Dietro la brillante posizione in classifica della Lazio ci sono il secondo anno di Sarri e le intuizioni di Tare che dopo la sconfitta con il Napoli in casa confessò di credere, e non poco, nella squadra: «Ci sono tutti i presupposti per fare molto bene quest’anno, bel gruppo e tanta qualità».
La Roma, invece, ha fatto di necessità virtù, migliorando in qualità attraverso le opportunità colte da Mourinho “grandi palle” e Pinto.

Le maggiori difficoltà le stanno incontrando Inter, Juve e Samp. Contro la Roma non ho visto un’Inter da 12 punti su 24: soltanto dopo il 2-1 ha prevalso la paura di sbagliare e perdere che non ha risparmiato Inzaghi, il quale ha tentato di tutto per recuperare una partita compromessa. Al di là del nervosismo - inspiegabile da fuori - di Barella e dell’errore di posizionamento sul calcio di punizione battuto da Pellegrini che ha portato al gol di Smalling, non si sono ripetuti i cali atletici e di concentrazione di Udine; lo stesso Asllani è progressivamente cresciuto, così come Bastoni e Acerbi.

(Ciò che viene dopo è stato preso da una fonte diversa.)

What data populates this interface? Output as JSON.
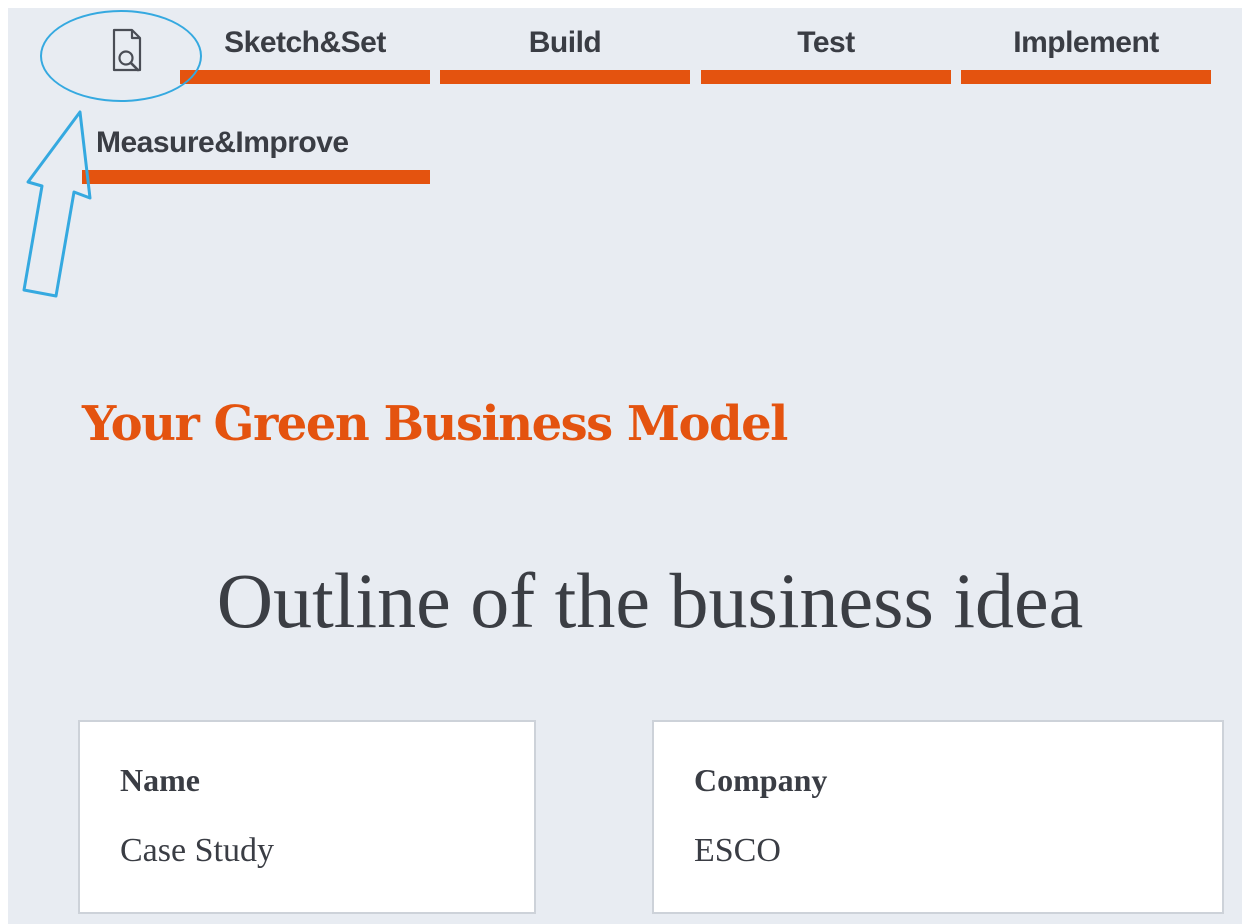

Certo, quattro sconfitte in otto gare non sono uno scherzo, poiché impongono un’accelerazione immediata e costante. L’obiettivo dell’Inter, al momento, non può che essere un posto tra le prime quattro.

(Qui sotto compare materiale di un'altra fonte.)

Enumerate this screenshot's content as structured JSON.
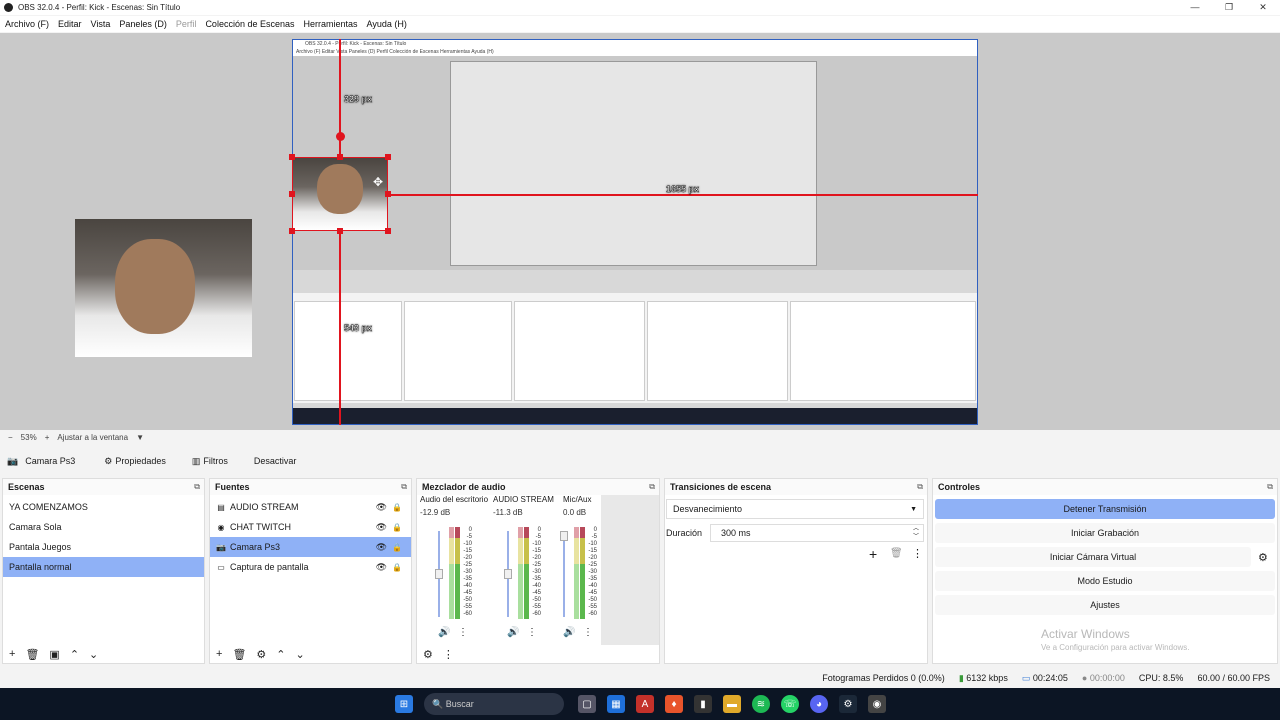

È ancora presto per trarre delle conclusioni relativamente alle differenze tra questa stagione e la precedente, segnalo un particolare curioso: un anno fa Napoli, Milan, Inter, Roma, Juventus, Lazio e Atalanta avevano segnato complessivamente 120 reti subendone 63; ora siamo a 99 contro 50. O gli attaccanti stanno attraversando un periodo di magra oppure gli allenatori sono ripartiti dalla base, la difesa.

Assenti in Nazionale presenti in campionato

Immobile, Pellegrini, Politano, Tonali: l’ordine è strettamente alfabetico. Pur se non impiegabile, Ciro è rimasto con Mancini fino a domenica, in precedenza gli altri avevano lasciato in tempi diversi il ritiro della Nazionale per acciacchi e timori vari. Cinque giorni dopo li abbiamo ritrovati - tutti e quattro - titolari in campionato. L’azzurro s’è stinto, non è più una priorità, se di mezzo non c’è un Mondiale o un Europeo: la Nations si può anche evitare, in particolare in una stagione da esaurimento fisico e nervoso.

Il comportamento dei giocatori non è stato irreprensibile (il presidente che paga, chiama e reclama...): la maglia dovrebbe essere sempre rispettata. Le colpe maggiori le ha chi antepone i propri interessi economici ed elettorali a tutto il resto, in primis all’incolumità degli atleti. Le nazionali hanno dei diritti che da tempo la stessa Uefa tradisce con tornei accessori. Quando non sono in programma gare di qualificazione, invece di impegnare i giocatori in tornei di scarso valore straccia muscoli e legamenti, le istituzioni dovrebbero inserire in calendario degli stage brevi, ma obbligatori. A profitto zero.